Complex networks are heterogeneous data sets appearing in very different domains. Social networks revealing friendships, technical networks describing the internet topology, or biological networks modeling protein interactions constitute only a small sample of examples. Accordingly, algorithmic methods for their analysis are quickly becoming pervasive in science and technology: Node ranking by centrality is the basis for modern web search, community detection methods find application in cancer research, and tracking social influence through networks is interesting to both sociologists and advertisers. As network analysis is a relatively young field at the intersection of several disciplines, one can expect further groundbreaking insights in the future as our theoretical understanding and our computing capabilities increase.
This tutorial introduces major aspects of complex networks and their analysis. In the first part we outline several characteristics of complex networks and discuss algorithmic kernels for finding and assessing these characteristics efficiently. As just two examples, we discuss how to rank nodes according to their importance and cluster vertices into natural groups efficiently for large data sets using parallelism. To this end, we give an introduction to our tool suite NetworKit, which allows fast interactive analytic workflows.
In the second part the participants apply the concepts learned during the first part in a hands-on session with NetworKit. They learn how to solve fundamental workflows efficiently with simple Python code executed within their browser and get a glimpse on NetworKit’s C++ backend, the reason for its efficiency.
More information about NetworKit can be found on the toolkit’s website.
Jun.-Prof. Dr. Henning Meyerhenke
Henning Meyerhenke is an Assistant Professor (Juniorprofessor) at the Institute of Theoretical Informatics at Karlsruhe Institute of Technology, Germany, since October 2011. From October 2010 to September 2011 Henning was a postdoctoral researcher in Georgia Tech’s College of Computing, more precisely in the group headed by Prof. David Bader. Henning received his Diplom degree in Computer Science from Friedrich-Schiller-University Jena, Germany, in 2004 and his Ph.D. (with highest distinction) in Computer Science from the University of Paderborn, Germany, in 2008. After his graduation he was a Research Scientist at NEC Laboratories Europe in Sankt Augustin, Germany, and a Postdoctoral Researcher at the University of Paderborn until September 2010.

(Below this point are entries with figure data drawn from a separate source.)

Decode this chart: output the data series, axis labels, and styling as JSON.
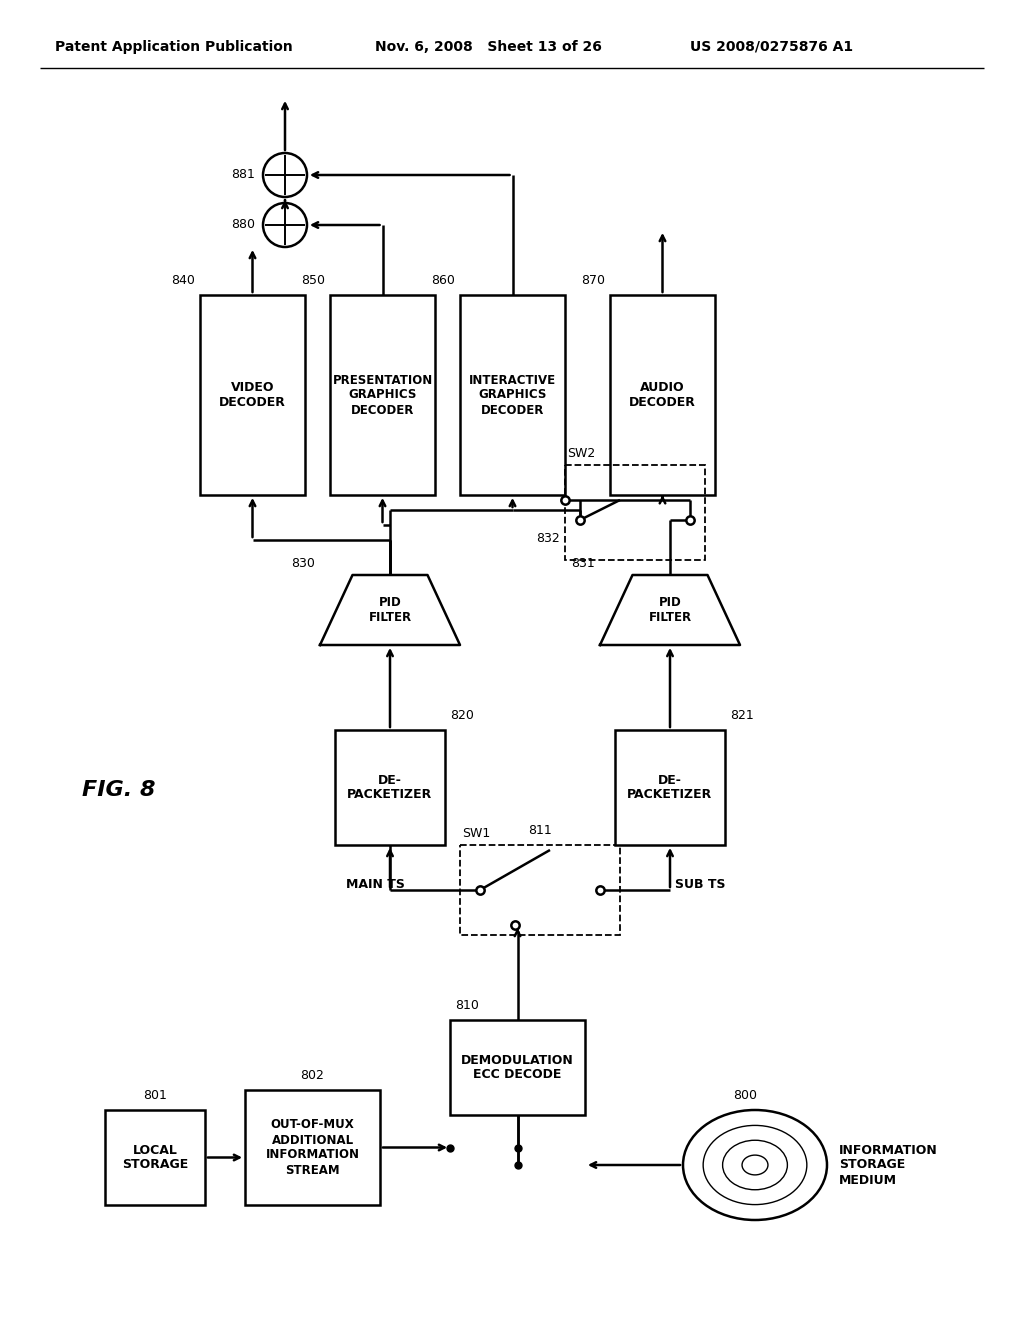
{
  "header_left": "Patent Application Publication",
  "header_mid": "Nov. 6, 2008   Sheet 13 of 26",
  "header_right": "US 2008/0275876 A1",
  "fig_label": "FIG. 8",
  "bg": "#ffffff",
  "lc": "#000000"
}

His main research interests are in parallel algorithm engineering for massive data sets in three main application areas: Combinatorial scientific computing (graph partitioning, load balancing, multilevel methods), network analysis (community detection, network metrics in dynamic scenarios, NetworKit library), and in algorithmic problems with connection to the life sciences (such as sequence assembly).
Recently Henning has acquired significant funding by DFG and MWK Baden-Wuerttemberg. Sponsors of smaller grants include YIN of KIT and Pittsburgh Supercomputing Center. Before his current position Henning worked on numerous other projects funded by external sponsors such as DARPA, EU, and DFG. Together with his co-authors, Henning received the Best Algorithms Paper Award at the 22nd IEEE International Parallel and Distributed Processing Symposium (IPDPS’08).
Dipl.-Inform. Christian Staudt
Christian Staudt received his Diplom degree in computer science from Karlsruhe Institute of Technology (KIT) in 2012. He is currently a researcher and PhD candidate in the Parallel Computing Group, Institute of Theoretical Informatics, KIT. His research focuses on developing efficient algorithms and software for the analysis of large complex networks. Beyond that, he is interested in how network analysis methods can enable the study of complex systems in various domains. Christian maintains the open-source software NetworKit with the goal of packaging the results of algorithm engineering research and putting them into the hands of domain experts.